研究No.9「宴会」
私は幸福へと満たされた。鳴り響く悲鳴、求めることができない助けを求める叫び、そして、生と死の狭間、こいつは世界中いや、未来、過去を探しても、これを経験して生き残っているやつなど一人もいない。
死とは誰しもが辿り着く目的地。避けることは絶対にできない。寿命を延ばすことで抗うことは出来るが目的地は一生変わらない。私は生物として生まれたからこそ命というものがある。生物は以下で発言した通り、目的地は同じ。
私は同じ目的を持つことは嫌いだ。なぜなら、新しい目的がそこには無いからだ。私が求めるのは、既存のものではなく、新品だ。新しいことだからこそ楽しみがある。私は死という目的地から1歩離れたところに行きたいのだ。
だが、現実は甘くはない。
死は絶対的と言っていいほど私に感じさせる。
別の目的地へ歩みたいというだけなのに…
ならば、考え方を変えよう。
目的地が同じということは、その過程までも同じ。
では、過程を変えてしまえばどうなる?
同じ目的地か、それともちがう目的地か。
私は過程を人間とは違った方向へと進みたい。また、新しい過程が生まれるように自分を満喫させる。それこそが本当の人間の生き方だと…
私は思う
さてさて…そろそろ基地へと戻れる。私の実験室に戻れるのは早くて3日と言ったところかな。酒は苦手だが、コーヒーは飲める。満足した体には休息も時には必要。宴の開催だ。
「今回の奇襲部隊壊滅計画の無事成功を成し遂げ、我が部隊被害数0、負傷者、死亡者0と大成功に収まった。

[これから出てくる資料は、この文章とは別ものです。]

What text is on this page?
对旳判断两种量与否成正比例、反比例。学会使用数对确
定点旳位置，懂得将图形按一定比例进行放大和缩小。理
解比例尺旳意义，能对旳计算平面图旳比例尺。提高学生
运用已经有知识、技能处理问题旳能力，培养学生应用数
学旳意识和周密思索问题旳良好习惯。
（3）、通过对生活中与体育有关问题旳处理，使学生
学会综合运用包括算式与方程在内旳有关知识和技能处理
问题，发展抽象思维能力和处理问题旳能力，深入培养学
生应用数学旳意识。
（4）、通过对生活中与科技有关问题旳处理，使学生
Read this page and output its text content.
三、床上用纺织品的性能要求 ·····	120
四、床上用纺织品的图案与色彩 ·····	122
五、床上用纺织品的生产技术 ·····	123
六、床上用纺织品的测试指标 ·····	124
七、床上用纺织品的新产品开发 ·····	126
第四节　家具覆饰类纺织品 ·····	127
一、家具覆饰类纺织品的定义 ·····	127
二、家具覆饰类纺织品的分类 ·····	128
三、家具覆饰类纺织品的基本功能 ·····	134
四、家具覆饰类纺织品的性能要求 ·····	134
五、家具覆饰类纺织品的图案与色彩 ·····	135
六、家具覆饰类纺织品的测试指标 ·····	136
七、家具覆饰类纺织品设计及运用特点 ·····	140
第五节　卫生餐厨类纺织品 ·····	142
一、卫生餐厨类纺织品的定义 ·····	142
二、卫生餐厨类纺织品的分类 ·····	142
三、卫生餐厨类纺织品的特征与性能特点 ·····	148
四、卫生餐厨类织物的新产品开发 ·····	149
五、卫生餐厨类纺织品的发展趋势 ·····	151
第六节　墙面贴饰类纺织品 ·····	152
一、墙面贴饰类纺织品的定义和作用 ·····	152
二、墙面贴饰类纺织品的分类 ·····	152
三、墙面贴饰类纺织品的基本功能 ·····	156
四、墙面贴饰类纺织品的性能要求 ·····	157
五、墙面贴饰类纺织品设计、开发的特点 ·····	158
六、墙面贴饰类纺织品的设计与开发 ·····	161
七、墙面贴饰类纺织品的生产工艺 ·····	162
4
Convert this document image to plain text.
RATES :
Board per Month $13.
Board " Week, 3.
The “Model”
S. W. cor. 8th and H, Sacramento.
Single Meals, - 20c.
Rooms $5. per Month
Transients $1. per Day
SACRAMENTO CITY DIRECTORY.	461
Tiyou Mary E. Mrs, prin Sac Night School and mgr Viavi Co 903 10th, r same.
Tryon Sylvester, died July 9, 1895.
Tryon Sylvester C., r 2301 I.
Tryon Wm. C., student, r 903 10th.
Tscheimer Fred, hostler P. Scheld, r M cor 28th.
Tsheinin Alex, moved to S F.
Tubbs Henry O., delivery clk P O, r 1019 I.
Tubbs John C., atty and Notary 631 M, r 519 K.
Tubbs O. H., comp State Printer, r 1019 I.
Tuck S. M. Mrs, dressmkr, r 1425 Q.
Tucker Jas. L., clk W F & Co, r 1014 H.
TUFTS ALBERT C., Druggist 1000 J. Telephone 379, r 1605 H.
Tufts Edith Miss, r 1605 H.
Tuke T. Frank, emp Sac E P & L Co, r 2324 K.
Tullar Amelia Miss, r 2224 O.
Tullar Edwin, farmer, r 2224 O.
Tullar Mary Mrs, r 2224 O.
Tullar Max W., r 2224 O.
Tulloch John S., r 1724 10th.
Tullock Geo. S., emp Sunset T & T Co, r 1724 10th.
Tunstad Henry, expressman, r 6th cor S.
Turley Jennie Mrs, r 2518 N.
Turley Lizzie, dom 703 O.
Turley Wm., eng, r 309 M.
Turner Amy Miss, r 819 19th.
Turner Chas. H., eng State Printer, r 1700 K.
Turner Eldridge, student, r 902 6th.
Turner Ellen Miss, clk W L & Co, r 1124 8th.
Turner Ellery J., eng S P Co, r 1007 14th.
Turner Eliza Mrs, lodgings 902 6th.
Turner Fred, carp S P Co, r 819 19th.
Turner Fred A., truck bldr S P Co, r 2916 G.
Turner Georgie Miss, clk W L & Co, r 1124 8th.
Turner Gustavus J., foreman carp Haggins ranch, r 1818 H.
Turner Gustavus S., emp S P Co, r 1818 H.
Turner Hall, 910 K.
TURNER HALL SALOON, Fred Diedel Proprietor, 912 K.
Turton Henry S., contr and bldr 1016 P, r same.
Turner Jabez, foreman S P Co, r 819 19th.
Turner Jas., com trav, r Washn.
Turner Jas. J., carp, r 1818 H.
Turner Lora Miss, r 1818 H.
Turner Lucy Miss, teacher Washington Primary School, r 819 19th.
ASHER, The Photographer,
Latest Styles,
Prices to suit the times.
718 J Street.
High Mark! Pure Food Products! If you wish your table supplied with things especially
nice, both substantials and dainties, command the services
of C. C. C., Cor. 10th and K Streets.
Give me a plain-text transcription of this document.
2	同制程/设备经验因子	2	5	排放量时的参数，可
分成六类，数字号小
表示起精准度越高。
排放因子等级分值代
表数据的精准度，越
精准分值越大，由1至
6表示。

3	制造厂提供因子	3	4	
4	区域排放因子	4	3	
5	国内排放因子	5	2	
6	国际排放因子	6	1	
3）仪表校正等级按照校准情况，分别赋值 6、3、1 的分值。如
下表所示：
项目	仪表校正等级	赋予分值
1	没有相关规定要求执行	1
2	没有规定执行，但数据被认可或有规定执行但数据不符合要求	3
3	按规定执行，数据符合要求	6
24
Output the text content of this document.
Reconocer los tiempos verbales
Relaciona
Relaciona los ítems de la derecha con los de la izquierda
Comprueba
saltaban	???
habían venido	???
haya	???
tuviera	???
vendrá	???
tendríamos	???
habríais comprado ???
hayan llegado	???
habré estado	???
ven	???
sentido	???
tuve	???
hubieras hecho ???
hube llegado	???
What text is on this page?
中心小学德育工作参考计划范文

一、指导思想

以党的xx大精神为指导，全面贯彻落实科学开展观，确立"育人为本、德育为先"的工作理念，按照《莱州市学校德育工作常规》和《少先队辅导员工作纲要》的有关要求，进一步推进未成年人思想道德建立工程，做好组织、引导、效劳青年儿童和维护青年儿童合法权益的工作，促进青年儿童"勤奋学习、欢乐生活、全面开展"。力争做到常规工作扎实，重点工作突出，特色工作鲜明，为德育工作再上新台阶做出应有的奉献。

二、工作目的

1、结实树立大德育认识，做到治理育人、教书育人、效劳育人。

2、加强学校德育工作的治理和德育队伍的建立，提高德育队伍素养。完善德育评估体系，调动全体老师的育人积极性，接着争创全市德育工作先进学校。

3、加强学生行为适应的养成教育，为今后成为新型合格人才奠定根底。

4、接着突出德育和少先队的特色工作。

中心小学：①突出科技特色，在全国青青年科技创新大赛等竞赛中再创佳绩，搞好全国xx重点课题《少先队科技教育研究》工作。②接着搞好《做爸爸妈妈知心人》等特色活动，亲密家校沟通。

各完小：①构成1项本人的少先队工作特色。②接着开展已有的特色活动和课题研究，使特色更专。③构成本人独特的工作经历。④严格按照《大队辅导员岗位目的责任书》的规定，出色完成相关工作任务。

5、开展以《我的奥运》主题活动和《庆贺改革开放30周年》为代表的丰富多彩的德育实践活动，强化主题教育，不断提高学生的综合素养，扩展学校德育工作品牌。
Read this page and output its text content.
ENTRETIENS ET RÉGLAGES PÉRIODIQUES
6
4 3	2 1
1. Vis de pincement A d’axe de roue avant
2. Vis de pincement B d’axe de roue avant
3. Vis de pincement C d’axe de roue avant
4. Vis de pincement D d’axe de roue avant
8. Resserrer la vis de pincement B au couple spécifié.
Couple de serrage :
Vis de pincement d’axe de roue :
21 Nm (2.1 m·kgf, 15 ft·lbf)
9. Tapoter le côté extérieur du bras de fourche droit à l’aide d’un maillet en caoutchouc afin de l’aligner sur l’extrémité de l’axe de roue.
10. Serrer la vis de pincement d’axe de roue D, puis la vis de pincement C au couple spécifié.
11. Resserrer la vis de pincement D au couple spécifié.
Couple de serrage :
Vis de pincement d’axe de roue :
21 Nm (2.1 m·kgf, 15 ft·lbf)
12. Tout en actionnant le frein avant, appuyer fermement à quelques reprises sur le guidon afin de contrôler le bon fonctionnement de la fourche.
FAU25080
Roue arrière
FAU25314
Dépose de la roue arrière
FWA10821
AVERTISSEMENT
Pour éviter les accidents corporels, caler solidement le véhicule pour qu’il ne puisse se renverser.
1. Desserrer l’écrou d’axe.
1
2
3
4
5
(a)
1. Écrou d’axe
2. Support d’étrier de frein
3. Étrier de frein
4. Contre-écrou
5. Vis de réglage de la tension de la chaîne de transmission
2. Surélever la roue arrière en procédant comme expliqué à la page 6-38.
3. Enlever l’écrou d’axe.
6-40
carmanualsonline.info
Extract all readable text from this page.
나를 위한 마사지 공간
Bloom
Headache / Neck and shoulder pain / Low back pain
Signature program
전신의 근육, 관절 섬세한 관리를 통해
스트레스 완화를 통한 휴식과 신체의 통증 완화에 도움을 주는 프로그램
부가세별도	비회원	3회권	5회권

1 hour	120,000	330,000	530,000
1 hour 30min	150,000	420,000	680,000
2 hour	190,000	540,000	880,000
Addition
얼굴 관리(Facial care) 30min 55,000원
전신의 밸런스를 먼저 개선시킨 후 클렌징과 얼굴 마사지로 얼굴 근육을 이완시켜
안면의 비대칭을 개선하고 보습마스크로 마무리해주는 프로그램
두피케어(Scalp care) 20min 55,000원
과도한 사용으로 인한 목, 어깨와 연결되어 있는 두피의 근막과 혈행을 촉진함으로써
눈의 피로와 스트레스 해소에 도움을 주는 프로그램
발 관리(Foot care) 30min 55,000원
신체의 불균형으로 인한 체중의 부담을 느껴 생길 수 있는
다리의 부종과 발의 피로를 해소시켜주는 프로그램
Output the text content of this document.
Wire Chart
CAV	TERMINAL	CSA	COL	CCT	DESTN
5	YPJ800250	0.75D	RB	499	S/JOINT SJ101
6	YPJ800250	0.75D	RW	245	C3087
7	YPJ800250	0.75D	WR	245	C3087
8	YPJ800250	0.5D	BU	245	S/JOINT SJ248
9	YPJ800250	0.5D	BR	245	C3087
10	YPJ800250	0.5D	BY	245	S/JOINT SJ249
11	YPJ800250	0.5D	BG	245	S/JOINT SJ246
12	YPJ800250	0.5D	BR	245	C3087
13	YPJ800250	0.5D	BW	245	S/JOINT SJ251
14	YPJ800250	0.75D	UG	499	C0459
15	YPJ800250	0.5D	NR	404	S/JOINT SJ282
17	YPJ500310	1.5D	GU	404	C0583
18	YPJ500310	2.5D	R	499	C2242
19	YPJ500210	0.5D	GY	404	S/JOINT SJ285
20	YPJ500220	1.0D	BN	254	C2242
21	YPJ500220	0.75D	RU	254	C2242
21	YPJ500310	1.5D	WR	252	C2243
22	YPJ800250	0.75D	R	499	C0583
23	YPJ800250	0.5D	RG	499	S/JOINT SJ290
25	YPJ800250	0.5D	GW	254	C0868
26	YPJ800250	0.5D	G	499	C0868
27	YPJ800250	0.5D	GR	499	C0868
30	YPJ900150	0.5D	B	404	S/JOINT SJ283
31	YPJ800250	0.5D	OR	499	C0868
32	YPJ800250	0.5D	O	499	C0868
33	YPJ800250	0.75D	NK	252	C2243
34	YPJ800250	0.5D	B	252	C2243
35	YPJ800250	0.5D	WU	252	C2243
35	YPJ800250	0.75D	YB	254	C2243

今回、1番、いや、自分の昇格狙いで仲間に嘘をついたMVP早く来い!」
「了解しました」
「ヒガン兵長の成績を称え、宴を始めようと思う。十分に楽しめ!」
「かなり皮肉めいた言い方だったな」
「いやいや、私はこういったのには慣れている。別に気にしてなどいない」
実際は昇格では無いけどな
「ところで、プラス君。君の名前を聞いていなかった君の魔法と、ともに詳しく聞かせてもらえるかな?」
「僕の名前はイオン・マイナス。魔法は電気系を使うことが出来て、脳の電波信号を送ることや感じることができる」
「そうか。それ以上は何も言わないと」
「ここからは国から禁止とされているのでね」
国家ぐるみで弱点を隠したいのか。イオンの能力は強すぎる。しかし、弱点があるからこその強みがあるはず…
私も毒の状態や性質を変えることは可能だが、それに伴う代償がある。代償がそれほどに大きいとでも言うのか?
「私が戦う前、君は『前の敵を油断させて欲しい』と言ったな。君はなぜこんな発言をしたんだ?」
「……」
黙りか…
「国絡みとなると流石の私もどうなるかわからない。これ以上はやめておこう」
「やめておいてくれ。強すぎるが故の弱さなんだから」
「酒は飲めるか?」
「飲めるけど…」
「行ってきてくれないか。あれに」
指を刺したのは一気飲み大会。ヒガンは確信していた。あれに参加したら大事だと…
「いや、やめとk…」
「イオン君が酒をもっとよこせって言ってます」
「そうか!こっちに来い!」
「ヒガぁぁぁぁぁン!!!!」
私は外で1杯のコーヒーを飲んだ。